Why doesn’t latent heat change the temperature

phase-transitiontemperaturethermodynamics

Seems like there is this new type of heat in town.

Temperature is just the average kinetic energy; heat is basically movement of particles, so basically kinetic energy, so temperature is the measure of heat?

My teacher told me that the heat energy is converted to kinetic energy, so there is no change in temperature. But heat energy is basically kinetic energy, and temperature is the measure of kinetic energy. Maybe my understanding of latent heat isn't crisp, if so please explain it to me.

Best Answer

But heat energy is basically kinetic energy

Thermal energy is not basically kinetic energy. Thermal energy includes molecular level translational and rotational modes, which are purely kinetic, but it also includes vibrational, torsional, and electronic modes which include potential energy as well. The average thermal energy is the same in all of these modes at thermal equilibrium. Temperature is proportional to the average energy per mode, regardless of whether the energy in a mode is kinetic, potential, or a mix.

The idea that thermal energy is kinetic energy stems from studying ideal gasses, where there are no other internal modes. But not all materials are ideal gasses, particularly not when a system is undergoing a phase change. Do not over-generalize what you learned from ideal gasses.

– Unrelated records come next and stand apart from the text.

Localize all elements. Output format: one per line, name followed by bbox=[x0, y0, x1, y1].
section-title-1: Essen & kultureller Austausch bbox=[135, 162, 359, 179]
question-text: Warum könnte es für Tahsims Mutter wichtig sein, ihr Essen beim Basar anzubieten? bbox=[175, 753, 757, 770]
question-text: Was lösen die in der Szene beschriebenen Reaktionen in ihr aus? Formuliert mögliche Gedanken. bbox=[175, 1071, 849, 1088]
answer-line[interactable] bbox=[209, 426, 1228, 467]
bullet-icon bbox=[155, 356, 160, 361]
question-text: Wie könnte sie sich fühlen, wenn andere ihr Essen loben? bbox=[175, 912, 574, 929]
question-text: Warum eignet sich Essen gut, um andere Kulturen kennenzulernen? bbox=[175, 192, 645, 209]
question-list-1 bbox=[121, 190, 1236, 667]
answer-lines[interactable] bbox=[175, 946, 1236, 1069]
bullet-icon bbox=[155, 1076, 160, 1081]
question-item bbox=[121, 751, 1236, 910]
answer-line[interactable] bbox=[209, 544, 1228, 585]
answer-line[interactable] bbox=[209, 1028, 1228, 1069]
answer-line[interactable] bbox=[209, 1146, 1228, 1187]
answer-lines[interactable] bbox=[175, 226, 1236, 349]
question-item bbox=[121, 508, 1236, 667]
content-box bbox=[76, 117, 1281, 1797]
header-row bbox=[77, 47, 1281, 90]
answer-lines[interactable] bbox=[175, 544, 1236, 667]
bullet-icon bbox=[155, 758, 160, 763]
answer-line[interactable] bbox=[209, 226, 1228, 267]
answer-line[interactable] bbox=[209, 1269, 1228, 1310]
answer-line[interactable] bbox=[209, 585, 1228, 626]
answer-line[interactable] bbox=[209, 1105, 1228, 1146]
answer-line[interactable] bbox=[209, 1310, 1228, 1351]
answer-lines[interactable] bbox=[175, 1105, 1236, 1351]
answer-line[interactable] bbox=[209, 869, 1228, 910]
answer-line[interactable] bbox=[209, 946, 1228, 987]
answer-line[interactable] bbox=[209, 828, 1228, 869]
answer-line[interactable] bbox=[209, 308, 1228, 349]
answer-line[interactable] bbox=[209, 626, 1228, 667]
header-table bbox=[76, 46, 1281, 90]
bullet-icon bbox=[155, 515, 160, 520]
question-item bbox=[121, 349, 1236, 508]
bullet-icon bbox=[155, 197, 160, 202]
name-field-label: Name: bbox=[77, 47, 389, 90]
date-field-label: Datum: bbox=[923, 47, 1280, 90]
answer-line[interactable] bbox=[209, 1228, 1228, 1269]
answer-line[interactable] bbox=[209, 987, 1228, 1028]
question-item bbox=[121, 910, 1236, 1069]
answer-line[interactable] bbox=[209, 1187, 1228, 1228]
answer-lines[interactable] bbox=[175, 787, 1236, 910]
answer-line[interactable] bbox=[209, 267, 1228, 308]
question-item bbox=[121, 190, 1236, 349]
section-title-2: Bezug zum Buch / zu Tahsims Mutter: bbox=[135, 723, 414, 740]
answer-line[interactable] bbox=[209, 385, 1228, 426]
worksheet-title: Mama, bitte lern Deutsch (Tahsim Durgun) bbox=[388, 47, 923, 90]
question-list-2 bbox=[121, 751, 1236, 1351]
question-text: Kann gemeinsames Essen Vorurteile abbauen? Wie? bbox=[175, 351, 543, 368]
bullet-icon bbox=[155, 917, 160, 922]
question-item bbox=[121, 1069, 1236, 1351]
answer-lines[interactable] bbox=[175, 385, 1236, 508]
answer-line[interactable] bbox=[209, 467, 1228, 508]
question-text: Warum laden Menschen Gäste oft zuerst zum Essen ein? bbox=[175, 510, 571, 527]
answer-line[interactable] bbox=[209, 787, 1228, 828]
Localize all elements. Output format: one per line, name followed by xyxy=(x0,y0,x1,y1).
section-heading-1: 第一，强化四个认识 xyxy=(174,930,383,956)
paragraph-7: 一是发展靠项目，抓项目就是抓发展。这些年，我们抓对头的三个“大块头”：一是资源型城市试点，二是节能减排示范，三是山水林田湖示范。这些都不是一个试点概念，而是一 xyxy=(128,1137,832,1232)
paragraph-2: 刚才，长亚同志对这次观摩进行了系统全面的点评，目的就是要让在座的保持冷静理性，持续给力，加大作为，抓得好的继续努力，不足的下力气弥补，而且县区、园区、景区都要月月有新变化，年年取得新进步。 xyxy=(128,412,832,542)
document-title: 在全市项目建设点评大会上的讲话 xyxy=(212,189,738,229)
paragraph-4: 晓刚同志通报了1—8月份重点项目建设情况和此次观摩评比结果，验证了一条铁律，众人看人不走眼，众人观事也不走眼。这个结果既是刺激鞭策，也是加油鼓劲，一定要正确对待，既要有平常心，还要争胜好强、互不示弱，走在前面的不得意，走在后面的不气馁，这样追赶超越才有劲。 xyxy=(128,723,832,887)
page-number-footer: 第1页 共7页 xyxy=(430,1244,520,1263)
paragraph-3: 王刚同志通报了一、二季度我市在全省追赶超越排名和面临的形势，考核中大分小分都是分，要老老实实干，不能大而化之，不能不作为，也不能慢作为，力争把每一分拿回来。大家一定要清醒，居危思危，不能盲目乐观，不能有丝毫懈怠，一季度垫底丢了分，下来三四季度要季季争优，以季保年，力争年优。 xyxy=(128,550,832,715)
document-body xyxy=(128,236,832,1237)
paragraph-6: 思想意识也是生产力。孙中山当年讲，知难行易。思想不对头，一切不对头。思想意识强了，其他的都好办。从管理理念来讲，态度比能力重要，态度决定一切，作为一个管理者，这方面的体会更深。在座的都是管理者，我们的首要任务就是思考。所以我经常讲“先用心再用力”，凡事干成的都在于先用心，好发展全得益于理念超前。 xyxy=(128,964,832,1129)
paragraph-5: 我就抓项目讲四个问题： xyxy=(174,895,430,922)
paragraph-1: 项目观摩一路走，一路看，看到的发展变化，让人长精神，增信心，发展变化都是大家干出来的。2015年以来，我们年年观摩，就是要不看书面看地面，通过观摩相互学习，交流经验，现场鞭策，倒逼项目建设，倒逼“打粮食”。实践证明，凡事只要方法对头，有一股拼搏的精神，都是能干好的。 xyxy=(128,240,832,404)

In latent heat, what is happening is that more of these internal modes are being recruited. As additional thermal energy is added it is not going into increasing the average energy in each mode, but it is instead going into increasing the number of modes that contain the same average energy. For example, in melting, there are vibrational modes in the solid and in the liquid there are also translational modes. As latent heat is added more of the molecules excite the translational modes, corresponding to the change from solid to liquid at a fixed temperature.